Luego añade inmediatamente el juez Calama que «su intervención (Idella) se manifiesta en tres planos: como beneficiaria del contrato con Plus Ultra que generaría un ingreso de 530.000 euros, como sociedad matriz de las entidades creadas en Dubái, cuya titularidad íntegra ostentaría, y como pieza instrumental para desviar al extranjero los fondos derivados del contrato, evitando su percepción en España mediante el uso de sociedades radicadas en la zona franca de Dubái».
A este respecto el auto señala que «la secuencia temporal -contrato con Plus Ultra, reunión para constituir la filial y posterior elaboración del plan de negocio-, apunta a que Idella Consulenza Strategica habría sido utilizada como vehículo central para articular una estructura destinada a ocultar o desplazar el eventual pago pactado con Plus Ultra hacia cuentas bancarias en territorio extranjero».

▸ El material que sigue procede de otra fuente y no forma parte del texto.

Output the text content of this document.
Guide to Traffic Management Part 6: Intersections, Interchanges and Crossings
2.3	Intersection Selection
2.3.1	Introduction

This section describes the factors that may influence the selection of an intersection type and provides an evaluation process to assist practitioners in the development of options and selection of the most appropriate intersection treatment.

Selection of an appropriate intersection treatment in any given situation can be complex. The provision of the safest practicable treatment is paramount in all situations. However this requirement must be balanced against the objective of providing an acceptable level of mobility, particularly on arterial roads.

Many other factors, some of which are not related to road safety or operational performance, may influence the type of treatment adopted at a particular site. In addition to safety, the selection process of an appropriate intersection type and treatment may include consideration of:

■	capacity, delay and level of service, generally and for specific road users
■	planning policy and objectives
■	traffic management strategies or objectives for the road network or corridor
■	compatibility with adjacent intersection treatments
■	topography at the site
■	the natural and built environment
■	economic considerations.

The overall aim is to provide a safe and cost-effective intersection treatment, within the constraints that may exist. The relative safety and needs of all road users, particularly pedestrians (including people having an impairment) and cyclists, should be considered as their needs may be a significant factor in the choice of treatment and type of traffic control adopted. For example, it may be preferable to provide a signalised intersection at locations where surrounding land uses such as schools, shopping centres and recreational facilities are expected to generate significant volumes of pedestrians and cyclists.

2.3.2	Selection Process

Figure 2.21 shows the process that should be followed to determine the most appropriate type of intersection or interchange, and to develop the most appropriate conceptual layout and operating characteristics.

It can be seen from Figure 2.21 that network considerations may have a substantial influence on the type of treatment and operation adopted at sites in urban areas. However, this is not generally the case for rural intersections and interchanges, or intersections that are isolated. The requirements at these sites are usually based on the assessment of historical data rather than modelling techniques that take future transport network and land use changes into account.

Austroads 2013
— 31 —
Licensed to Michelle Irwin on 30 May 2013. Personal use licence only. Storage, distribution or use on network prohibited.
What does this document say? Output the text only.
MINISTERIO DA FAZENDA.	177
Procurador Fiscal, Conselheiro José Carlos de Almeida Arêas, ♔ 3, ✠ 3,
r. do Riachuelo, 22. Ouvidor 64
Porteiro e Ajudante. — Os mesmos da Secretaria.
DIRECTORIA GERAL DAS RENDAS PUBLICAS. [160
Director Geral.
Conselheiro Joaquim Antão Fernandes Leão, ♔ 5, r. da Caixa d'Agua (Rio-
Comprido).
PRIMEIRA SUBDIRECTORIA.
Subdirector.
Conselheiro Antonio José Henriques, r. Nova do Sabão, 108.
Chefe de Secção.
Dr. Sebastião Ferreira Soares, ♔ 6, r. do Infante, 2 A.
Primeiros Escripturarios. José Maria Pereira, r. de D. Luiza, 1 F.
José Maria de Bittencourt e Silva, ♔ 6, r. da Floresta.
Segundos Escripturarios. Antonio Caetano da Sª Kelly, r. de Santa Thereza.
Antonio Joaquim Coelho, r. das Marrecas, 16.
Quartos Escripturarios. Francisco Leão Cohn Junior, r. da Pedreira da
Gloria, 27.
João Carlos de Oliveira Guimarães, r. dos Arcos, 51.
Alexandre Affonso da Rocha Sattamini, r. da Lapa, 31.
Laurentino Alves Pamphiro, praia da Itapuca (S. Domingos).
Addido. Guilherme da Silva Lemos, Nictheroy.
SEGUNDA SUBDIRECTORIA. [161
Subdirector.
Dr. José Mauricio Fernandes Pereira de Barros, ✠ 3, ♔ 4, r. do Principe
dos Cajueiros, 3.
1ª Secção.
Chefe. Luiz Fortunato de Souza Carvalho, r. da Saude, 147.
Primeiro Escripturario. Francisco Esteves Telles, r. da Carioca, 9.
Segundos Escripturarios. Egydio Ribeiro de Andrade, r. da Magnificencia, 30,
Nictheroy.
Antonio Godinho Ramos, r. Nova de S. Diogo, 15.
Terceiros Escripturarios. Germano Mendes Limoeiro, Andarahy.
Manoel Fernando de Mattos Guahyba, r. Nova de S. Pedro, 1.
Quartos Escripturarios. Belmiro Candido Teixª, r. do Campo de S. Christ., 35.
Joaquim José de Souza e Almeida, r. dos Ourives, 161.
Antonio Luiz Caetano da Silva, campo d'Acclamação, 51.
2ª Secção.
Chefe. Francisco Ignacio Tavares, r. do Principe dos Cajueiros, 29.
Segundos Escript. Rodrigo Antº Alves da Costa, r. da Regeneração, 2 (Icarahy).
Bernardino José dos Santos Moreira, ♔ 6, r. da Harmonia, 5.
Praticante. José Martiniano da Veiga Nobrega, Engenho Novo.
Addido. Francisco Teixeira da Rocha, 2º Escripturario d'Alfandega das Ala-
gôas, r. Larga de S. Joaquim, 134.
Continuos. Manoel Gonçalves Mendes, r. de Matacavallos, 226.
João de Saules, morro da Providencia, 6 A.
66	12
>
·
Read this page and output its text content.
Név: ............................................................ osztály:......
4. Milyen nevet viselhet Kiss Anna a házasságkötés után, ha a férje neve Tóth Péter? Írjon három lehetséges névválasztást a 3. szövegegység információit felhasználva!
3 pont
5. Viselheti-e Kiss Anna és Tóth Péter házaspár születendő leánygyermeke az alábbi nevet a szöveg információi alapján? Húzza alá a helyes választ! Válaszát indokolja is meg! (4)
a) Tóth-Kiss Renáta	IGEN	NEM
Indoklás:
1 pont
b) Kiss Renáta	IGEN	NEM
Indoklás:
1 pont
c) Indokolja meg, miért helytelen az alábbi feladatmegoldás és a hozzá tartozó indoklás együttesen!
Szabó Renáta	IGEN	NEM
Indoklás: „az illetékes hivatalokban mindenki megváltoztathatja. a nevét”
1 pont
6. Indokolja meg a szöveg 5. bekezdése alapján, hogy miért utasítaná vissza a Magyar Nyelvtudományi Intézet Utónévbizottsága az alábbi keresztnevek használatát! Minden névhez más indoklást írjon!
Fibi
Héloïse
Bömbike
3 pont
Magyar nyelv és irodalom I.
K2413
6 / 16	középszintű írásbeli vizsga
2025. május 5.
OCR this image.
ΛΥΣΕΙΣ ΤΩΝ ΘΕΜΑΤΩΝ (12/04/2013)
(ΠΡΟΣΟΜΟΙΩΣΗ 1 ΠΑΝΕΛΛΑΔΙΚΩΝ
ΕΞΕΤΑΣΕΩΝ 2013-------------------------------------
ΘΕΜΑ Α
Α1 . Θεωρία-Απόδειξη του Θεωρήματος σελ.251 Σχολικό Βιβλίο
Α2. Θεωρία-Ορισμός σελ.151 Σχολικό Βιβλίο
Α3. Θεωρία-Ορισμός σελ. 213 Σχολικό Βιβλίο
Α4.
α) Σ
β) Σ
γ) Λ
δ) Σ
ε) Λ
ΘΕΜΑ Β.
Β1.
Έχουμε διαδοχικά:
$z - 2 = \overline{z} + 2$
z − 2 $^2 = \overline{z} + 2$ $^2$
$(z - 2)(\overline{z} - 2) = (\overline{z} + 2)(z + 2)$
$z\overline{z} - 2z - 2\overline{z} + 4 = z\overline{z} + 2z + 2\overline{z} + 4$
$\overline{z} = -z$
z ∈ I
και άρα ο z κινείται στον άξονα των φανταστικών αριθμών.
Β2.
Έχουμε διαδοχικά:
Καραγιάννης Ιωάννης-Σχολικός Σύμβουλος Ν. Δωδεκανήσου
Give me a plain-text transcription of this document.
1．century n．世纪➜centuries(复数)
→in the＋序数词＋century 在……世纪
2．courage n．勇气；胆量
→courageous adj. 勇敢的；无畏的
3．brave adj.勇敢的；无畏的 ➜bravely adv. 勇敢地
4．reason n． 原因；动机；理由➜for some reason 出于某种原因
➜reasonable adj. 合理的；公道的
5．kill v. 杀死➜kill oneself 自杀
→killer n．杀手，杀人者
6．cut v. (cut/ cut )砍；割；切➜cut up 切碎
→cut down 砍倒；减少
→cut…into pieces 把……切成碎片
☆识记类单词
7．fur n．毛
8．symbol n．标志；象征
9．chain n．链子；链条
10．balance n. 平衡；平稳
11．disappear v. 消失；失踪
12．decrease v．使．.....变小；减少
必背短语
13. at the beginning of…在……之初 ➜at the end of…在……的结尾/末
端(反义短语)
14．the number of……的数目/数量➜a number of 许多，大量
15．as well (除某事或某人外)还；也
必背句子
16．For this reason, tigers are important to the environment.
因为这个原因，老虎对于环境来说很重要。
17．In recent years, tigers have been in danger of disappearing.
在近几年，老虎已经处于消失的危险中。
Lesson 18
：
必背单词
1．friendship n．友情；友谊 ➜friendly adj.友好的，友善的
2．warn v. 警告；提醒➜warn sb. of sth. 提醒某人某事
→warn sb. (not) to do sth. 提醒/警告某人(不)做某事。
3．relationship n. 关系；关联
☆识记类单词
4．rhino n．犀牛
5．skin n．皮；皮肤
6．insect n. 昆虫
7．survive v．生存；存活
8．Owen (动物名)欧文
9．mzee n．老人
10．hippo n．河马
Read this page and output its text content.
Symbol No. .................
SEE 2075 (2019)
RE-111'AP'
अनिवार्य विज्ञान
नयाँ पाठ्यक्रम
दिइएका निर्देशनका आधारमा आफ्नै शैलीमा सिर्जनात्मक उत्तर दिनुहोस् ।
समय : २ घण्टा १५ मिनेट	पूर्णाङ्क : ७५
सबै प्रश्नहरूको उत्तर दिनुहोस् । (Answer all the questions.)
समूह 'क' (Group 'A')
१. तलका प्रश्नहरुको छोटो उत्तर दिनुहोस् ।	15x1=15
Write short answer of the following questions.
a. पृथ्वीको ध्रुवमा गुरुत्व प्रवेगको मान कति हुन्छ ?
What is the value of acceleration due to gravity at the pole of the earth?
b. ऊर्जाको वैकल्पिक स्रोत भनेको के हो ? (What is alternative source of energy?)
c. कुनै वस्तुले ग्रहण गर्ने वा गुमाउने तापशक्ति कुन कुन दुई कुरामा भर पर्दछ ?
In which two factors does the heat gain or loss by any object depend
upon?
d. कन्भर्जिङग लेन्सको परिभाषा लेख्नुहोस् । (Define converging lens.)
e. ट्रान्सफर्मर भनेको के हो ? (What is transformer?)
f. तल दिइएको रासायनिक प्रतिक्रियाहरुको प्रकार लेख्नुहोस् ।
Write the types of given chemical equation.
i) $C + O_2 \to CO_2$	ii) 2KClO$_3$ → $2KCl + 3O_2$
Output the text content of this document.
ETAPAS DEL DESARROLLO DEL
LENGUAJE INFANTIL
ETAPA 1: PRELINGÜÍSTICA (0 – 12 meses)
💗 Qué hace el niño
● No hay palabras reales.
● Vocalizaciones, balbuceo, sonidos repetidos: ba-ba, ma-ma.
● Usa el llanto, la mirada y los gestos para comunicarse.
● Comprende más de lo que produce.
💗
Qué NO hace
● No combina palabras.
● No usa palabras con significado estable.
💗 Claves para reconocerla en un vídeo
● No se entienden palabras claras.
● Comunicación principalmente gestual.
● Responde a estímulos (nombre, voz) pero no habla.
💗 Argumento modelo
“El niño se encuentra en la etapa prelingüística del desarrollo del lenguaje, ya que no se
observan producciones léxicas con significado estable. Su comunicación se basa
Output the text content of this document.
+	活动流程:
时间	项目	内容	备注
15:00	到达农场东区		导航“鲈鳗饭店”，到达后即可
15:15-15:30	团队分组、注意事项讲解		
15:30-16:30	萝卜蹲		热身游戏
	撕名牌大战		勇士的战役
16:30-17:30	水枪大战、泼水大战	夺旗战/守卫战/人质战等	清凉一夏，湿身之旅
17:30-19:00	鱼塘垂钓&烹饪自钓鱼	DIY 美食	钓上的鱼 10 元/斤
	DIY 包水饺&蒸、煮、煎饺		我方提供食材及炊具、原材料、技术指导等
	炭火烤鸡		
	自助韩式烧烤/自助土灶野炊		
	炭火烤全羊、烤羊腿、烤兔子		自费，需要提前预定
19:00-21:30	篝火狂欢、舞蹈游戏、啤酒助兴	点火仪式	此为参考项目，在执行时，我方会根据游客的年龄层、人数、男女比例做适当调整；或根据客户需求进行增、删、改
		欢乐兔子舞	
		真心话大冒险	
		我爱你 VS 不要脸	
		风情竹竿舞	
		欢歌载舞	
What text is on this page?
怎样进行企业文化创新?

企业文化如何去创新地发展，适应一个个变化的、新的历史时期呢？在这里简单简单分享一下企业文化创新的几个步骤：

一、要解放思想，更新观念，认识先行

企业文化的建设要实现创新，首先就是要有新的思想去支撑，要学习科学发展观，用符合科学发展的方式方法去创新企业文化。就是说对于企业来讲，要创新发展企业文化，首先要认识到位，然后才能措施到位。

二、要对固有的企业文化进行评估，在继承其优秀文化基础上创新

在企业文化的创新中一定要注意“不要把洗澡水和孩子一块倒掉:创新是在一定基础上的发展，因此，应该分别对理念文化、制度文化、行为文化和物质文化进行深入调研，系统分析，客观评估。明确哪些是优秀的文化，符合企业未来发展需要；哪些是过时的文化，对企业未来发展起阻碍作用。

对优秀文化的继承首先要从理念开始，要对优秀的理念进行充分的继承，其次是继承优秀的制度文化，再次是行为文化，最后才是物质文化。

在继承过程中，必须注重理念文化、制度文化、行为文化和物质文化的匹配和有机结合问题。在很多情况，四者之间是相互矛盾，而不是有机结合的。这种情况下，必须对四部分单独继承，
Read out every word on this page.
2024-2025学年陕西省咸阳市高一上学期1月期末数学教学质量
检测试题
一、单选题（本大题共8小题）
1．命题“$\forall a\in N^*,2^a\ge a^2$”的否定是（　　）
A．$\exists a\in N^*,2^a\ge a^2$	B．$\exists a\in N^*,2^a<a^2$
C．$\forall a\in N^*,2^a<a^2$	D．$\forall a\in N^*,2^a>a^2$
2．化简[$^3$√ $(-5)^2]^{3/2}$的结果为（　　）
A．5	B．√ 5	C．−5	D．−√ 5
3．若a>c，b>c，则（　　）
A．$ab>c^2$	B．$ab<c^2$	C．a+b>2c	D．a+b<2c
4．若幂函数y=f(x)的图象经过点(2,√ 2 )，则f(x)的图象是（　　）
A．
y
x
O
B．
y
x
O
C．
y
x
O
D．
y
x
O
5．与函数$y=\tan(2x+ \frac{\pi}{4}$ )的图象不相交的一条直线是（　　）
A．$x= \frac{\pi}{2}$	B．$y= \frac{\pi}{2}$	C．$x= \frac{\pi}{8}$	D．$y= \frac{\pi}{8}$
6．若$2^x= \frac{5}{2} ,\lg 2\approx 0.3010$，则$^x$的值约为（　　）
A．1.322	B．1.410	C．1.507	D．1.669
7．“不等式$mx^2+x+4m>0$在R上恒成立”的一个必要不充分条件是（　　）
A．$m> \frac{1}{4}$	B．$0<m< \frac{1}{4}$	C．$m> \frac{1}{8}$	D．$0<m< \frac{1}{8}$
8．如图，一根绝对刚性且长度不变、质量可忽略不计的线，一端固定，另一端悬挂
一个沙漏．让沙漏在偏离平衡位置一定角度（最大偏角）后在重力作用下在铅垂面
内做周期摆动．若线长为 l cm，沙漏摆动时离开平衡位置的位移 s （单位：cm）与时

El problema para Julio Martínez es grande, pues aparece en innumerables conversaciones de whatsapp con otros miembros de la trama, incluso uno de ellos lo califica como el «lacayo» de Zapatero. Martínez tiene complicado eludir la acusación de la Fiscalía y de las acusaciones populares.

El auto recoge que «los indicios recabados muestran que los clientes de la red -entre ellos administradores de sociedades como Plus Ultra, Inteligencia Prospectiva o Sofgestor- abonaban cantidades significativas por servicios de asesoría inexistentes, siendo los fondos posteriormente redistribuidos hacia el entorno de José Luis Rodríguez Zapatero y Julio Martínez Martínez. Las comunicaciones intervenidas revelan que la red actuaba tanto en España como en el extranjero, manteniendo contactos con autoridades y operadores económicos de Venezuela, China, Emiratos Árabes Unidos y otros países, con el objetivo de influir en decisiones administrativas o facilitar operaciones comerciales de gran escala.
El 17 de mayo de 2020 el director financiero de Plus Ultra, Roberto Roselli, informaba a Martínez de los «problemas económicos que presenta la aerolínea y comienza a hablar sobre la reestructuración de los contratos que tiene con los arrendadores financieros (…) y que precisan financiación por un importe de 15 millones de euros», según refleja el auto.
Justo al día siguiente, razona el juez, «Roberto Roselli manifiesta a Rodolfo Reyes no hablar directamente con Zapatero sino con su `lacayo’ Julio Martínez (…). Rodolfo Reyes: «Vas a estar en la conversación con Zapatero? Roselli: No con el directo. Hablo con un lacayo (…) Pues ya le dijo a Julio que montaron su finance boutique. Así que por ahí vendrá la mordida».
El tráfico de influencias
El PSOE se enfrenta ahora a las declaraciones de los imputados, si es que deciden defenderse ante el juez, porque alguno puede señalar a Zapatero no como empresario común, sino como enviado de la Internacional Socialista o del propio PSOE.
Esto se traduce en las declaraciones de líderes socialistas de, desde una defensa a ultranza inicialmente, se han ido transformando en declaraciones más tibias. Como la de los socios de gobierno, que ya reclaman directamente que Zapatero debería dar explicaciones más contundentes.
Rodríguez Zapatero sería el primer presidente del Gobierno español sometido a una investigación judicial y un posterior juicio si se confirman las acusaciones del auto judicial. En el proceso tendría poco que ganar y mucho que perder, y mucho más si su «lacayo», Julio Martínez, decidiese contar al juez su relación empresarial con el ex presidente del Gobierno.